On Faith: Europe and Islam: Beyond Minarets

Minneapolis. MN (December 1, 2009) - As a regularly featured blogger on the Washington Post/Newsweek's "On Faith" blog, Dr. Aseem Shukla, member of HAF's Board of Directors, has the opportunity to provide a Hindu viewpoint on various issues.  Below is Dr. Shukla's latest blog. Please post your comments directly on the "On Faith" site by clicking here.
 
Four minarets come up in Switzerland and a national identity stands challenged? Incredible that a national referendum even made it to the ballot to ban an outward symbol that the Swiss must believe does not square with the idyllic Swiss postcard of church steeples nestled among cozy villages set amidst snow capped peaks. This was an exercise in national denial that, yes, Muslims, live and worship there.

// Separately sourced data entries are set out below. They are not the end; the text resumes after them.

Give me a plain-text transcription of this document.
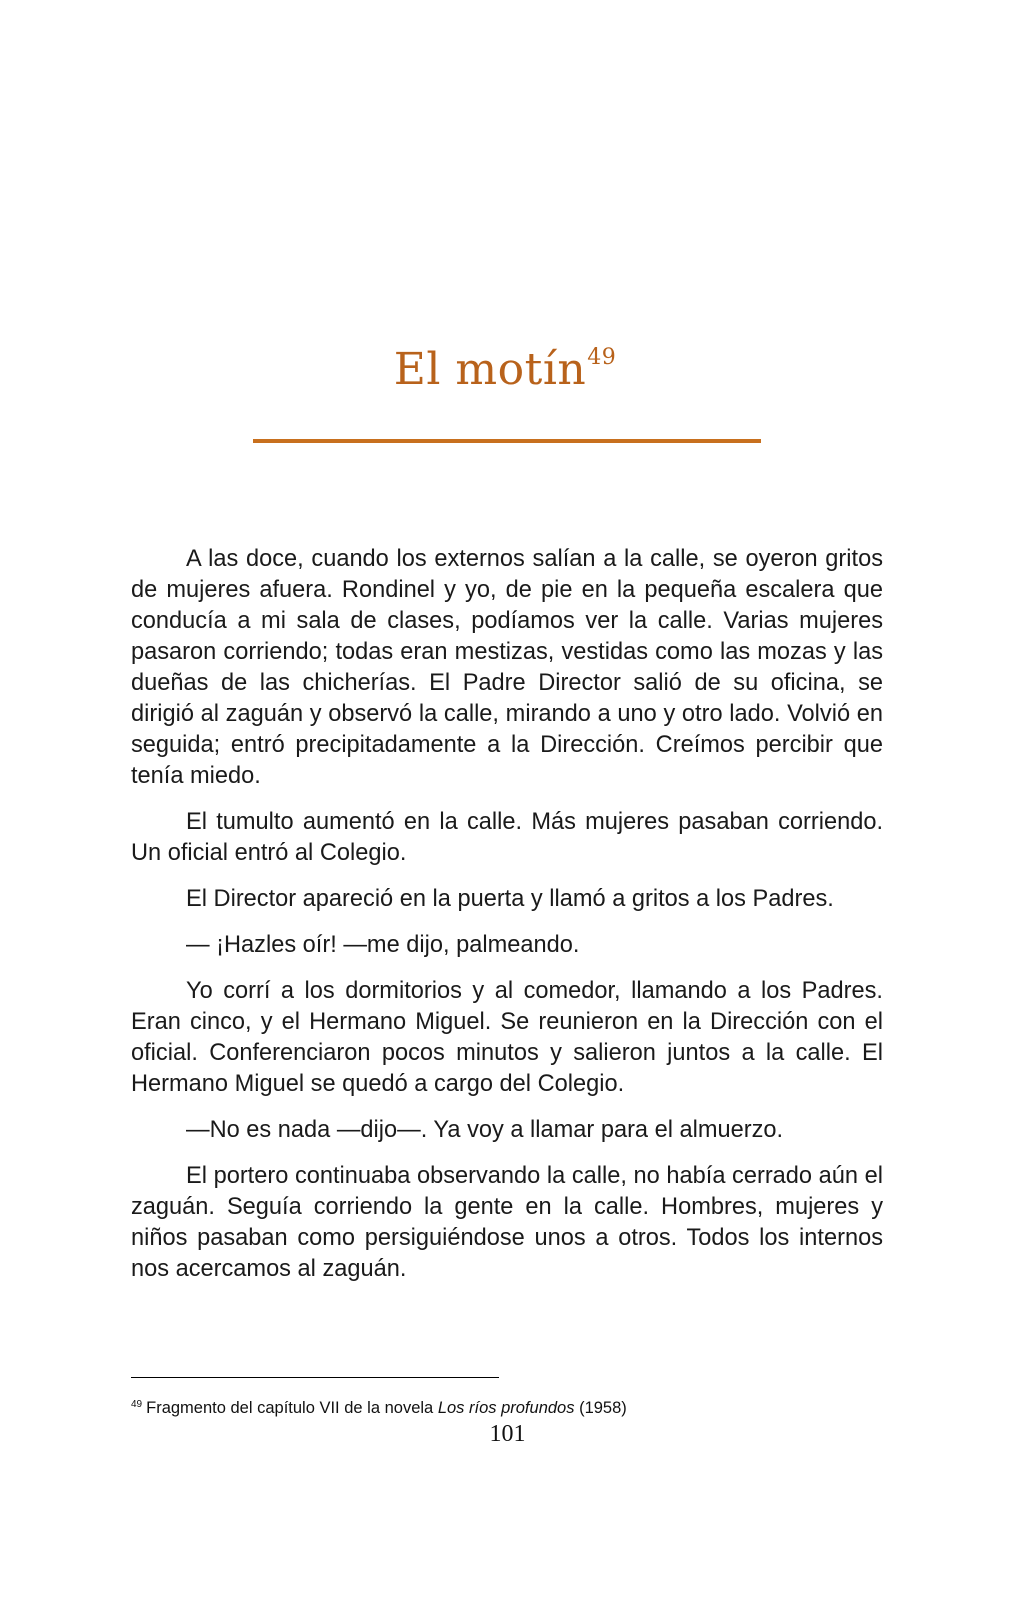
El motín$^{49}$

A las doce, cuando los externos salían a la calle, se oyeron gritos de mujeres afuera. Rondinel y yo, de pie en la pequeña escalera que conducía a mi sala de clases, podíamos ver la calle. Varias mujeres pasaron corriendo; todas eran mestizas, vestidas como las mozas y las dueñas de las chicherías. El Padre Director salió de su oficina, se dirigió al zaguán y observó la calle, mirando a uno y otro lado. Volvió en seguida; entró precipitadamente a la Dirección. Creímos percibir que tenía miedo.

El tumulto aumentó en la calle. Más mujeres pasaban corriendo. Un oficial entró al Colegio.

El Director apareció en la puerta y llamó a gritos a los Padres.

— ¡Hazles oír! —me dijo, palmeando.

Yo corrí a los dormitorios y al comedor, llamando a los Padres. Eran cinco, y el Hermano Miguel. Se reunieron en la Dirección con el oficial. Conferenciaron pocos minutos y salieron juntos a la calle. El Hermano Miguel se quedó a cargo del Colegio.

—No es nada —dijo—. Ya voy a llamar para el almuerzo.

El portero continuaba observando la calle, no había cerrado aún el zaguán. Seguía corriendo la gente en la calle. Hombres, mujeres y niños pasaban como persiguiéndose unos a otros. Todos los internos nos acercamos al zaguán.

$^{49}$ Fragmento del capítulo VII de la novela Los ríos profundos (1958)
101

More than anything, the ban exposes the gross underbelly of Europe's vaunted liberalism, and the failure of continental Muslims to successfully complete their societal integration. European values of progressive policies, cradle to grave government safety nets, socialism, liberal immigration policies--all have failed to grow truly pluralistic and democratic polities. Overt racism and persecution of the Roma, Africans, South Asians and even other Europeans is obvious to even the casual tourist, and the immigrant populated ghettoes, slums and tenements are just as hard to miss.
 
While sops of financial aid are doled out to new immigrants, the most basic symbol of acceptance--citizenship--is too often denied to most. In short, the members of the European Union talked a big talk of welcoming the oppressed and open arms, but really were unprepared and unwilling to treat the new arrivals as equal peers. Mohammed is now among the most common baby names in Europe today, and the Europeans are in denial. 
 
Muslims, meanwhile, must introspect as to what happened to their European dream. Challenged by misadventures in extremism and terror, overreactions to a Danish cartoonist and loud misogynes, Muslims are buffeted now by a harsh referendum.
 
Hindus in Uganda suffered a forced exodus under the despotic regime of Idi Amin, and the retrospective consensus is that one of several factors was their tendency to recuse themselves from the rest of the community. They lived amongst their own and essentially failed to engage their new home outside of India. Vacating the national dialogue allowed their demonization and inexcusable cleansing.
 
Muslims must use the bitter results of the referendum to stimulate a reawakening and reassessment. Hold on to the best of their spiritual heritage, but accept the gender equality, liberty and tolerance of their new Europeans home. Privilege contemporary voices of Islam that speak loudly of values in consort with the best of the modern world.
 
The minaret feud, I hope, will begin a conversation long overdue between Europe and Islam. Not even Switzerland can afford to remain neutral now.
 
Views expressed here are the personal views of Dr. Aseem Shukla, and do not necessarily represent those of the University of Minnesota or the Hindu American Foundation.